La creatividad en el uso de datos privados puede ser transformadora”, subraya el texto, que defiende una mayor colaboración entre el sector público y el privado para cerrar las brechas estadísticas

Privacidad, poder y una frontera peligrosa

No todo es optimismo. Cukier advierte de los sesgos inherentes a los datos corporativos y del riesgo de depender de fuentes privadas que pueden desaparecer o cambiar sus metodologías. Pero la cuestión más delicada es otra: la privacidad.

El artículo imagina indicadores futuros capaces de medir el “malestar económico” a partir de hábitos de consumo, estrés, sueño, comportamiento al volante o incluso biomarcadores. “Esto se acerca al máximo posible a la verdad”, explica el autor, para acto seguido alertar: “Las implicaciones para la privacidad son aterradoras

La pregunta final es tan política como moral: ¿qué debe hacer el Estado si dispone de ese nivel de conocimiento sobre sus ciudadanos?

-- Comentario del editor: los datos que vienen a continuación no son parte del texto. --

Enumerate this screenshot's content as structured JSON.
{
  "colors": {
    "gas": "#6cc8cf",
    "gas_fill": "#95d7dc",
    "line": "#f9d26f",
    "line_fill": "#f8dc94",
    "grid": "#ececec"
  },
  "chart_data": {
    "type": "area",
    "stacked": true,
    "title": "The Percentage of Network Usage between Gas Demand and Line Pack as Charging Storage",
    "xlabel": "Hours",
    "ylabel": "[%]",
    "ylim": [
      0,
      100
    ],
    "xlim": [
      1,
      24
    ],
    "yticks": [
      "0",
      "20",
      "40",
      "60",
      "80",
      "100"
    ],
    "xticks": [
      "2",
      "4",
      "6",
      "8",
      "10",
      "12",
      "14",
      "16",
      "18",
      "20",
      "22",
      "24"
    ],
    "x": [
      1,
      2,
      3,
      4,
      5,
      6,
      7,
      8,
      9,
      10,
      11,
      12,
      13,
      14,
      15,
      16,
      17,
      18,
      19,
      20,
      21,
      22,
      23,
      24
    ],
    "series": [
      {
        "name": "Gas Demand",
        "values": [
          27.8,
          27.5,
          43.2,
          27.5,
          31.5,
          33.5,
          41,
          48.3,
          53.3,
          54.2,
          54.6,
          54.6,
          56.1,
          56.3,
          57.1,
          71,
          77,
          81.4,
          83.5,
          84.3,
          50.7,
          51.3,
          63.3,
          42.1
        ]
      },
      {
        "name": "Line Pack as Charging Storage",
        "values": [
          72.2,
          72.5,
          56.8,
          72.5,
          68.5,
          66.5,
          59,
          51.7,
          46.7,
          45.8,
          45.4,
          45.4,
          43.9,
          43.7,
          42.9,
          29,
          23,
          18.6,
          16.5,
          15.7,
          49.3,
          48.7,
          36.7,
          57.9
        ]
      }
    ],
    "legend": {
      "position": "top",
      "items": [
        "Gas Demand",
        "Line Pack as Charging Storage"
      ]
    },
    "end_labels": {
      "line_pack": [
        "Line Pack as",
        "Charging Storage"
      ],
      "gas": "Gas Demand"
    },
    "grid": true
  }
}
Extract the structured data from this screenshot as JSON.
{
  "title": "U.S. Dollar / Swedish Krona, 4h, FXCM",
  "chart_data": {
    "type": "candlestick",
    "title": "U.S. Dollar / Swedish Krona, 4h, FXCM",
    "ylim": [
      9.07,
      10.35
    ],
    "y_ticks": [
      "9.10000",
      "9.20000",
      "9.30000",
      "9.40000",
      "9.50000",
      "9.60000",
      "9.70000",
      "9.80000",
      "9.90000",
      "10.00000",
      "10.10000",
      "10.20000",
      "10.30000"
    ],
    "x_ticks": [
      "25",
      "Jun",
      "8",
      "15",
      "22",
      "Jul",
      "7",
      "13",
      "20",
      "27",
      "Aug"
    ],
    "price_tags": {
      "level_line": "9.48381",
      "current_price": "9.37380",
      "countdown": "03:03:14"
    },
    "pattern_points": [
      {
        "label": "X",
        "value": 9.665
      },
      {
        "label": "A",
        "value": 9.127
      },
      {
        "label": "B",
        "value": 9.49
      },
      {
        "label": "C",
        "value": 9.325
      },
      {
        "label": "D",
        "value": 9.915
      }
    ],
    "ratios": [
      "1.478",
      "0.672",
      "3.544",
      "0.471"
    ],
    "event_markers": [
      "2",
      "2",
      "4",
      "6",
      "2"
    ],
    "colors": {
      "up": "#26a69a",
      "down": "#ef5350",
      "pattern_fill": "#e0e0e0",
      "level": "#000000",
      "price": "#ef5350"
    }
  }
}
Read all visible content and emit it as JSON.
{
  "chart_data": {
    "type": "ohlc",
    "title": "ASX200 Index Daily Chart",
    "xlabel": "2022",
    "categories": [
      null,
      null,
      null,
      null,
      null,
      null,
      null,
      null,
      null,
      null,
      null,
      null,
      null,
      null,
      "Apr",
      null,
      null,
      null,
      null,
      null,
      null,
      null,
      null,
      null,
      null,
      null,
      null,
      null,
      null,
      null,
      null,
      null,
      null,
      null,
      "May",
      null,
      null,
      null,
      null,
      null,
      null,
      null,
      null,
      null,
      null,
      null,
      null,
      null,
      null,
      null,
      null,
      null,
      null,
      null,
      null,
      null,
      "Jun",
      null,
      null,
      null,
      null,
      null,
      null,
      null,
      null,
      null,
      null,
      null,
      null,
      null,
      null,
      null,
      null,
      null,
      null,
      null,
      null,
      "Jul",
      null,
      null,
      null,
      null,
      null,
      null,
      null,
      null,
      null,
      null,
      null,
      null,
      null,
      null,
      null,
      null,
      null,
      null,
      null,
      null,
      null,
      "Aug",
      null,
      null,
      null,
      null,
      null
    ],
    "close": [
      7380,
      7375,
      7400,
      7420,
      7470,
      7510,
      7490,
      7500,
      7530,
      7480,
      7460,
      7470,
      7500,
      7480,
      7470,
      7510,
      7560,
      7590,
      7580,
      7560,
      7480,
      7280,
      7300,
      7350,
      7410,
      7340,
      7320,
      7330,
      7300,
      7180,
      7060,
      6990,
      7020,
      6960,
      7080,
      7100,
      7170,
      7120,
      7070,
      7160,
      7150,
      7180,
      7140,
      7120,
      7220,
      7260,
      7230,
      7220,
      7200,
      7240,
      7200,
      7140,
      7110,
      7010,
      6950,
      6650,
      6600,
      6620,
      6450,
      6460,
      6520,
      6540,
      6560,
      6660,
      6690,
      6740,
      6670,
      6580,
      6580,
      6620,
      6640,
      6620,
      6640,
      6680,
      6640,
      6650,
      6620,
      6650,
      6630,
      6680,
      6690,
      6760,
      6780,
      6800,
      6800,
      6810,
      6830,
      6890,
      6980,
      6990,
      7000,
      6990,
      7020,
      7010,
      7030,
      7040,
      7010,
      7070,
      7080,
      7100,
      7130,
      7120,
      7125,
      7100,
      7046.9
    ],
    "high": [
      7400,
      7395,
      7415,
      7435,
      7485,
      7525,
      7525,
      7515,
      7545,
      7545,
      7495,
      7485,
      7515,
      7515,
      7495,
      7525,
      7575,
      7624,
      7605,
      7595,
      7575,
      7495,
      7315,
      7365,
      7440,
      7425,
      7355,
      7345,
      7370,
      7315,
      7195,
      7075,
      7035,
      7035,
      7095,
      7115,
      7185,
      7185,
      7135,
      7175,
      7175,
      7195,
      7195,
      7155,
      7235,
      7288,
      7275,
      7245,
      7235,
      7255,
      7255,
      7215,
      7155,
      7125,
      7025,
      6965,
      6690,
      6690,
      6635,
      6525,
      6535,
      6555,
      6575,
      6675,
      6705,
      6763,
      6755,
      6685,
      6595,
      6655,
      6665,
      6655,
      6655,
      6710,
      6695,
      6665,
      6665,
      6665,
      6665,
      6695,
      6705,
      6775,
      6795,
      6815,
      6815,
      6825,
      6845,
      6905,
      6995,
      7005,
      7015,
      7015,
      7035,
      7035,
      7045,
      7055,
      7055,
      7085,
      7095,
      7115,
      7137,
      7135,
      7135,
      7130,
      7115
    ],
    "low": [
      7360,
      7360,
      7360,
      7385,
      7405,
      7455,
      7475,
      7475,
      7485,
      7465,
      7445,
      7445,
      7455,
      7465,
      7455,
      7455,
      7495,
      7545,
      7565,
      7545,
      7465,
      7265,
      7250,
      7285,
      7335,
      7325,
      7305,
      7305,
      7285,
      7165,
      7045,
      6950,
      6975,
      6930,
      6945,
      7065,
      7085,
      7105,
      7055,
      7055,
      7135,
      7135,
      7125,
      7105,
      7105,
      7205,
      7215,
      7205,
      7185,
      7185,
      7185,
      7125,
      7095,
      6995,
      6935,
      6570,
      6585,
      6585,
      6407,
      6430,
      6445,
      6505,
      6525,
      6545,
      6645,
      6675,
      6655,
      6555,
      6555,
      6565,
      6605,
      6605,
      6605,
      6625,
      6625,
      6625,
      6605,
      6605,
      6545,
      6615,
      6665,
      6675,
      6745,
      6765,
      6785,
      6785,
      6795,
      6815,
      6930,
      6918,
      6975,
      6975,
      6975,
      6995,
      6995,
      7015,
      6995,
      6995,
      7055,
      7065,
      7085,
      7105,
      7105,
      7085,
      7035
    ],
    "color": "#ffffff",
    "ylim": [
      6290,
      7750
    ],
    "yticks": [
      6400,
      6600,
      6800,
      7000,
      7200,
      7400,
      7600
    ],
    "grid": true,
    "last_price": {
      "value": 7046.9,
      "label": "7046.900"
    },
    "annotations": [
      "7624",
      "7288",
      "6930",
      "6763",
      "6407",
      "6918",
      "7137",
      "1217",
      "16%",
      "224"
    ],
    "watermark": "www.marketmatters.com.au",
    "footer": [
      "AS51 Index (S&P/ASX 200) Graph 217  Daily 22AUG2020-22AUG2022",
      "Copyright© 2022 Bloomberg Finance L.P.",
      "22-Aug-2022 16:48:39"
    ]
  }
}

Medir mejor para gobernar mejor

Lejos de proponer una sustitución total de las estadísticas oficiales, el texto del FMI apuesta por un modelo híbrido. El futuro, concluye Cukier, “no se basará solo en datos alternativos, sino en la complementariedad entre fuentes oficiales y no oficiales”.

La economía del siglo XXI exige nuevos mapas para un territorio radicalmente distinto. Y como ocurrió con las resonancias magnéticas, quizá el mayor obstáculo no sea tecnológico, sino cultural: atreverse a mirar la realidad con más nitidez, aunque resulte incómodo.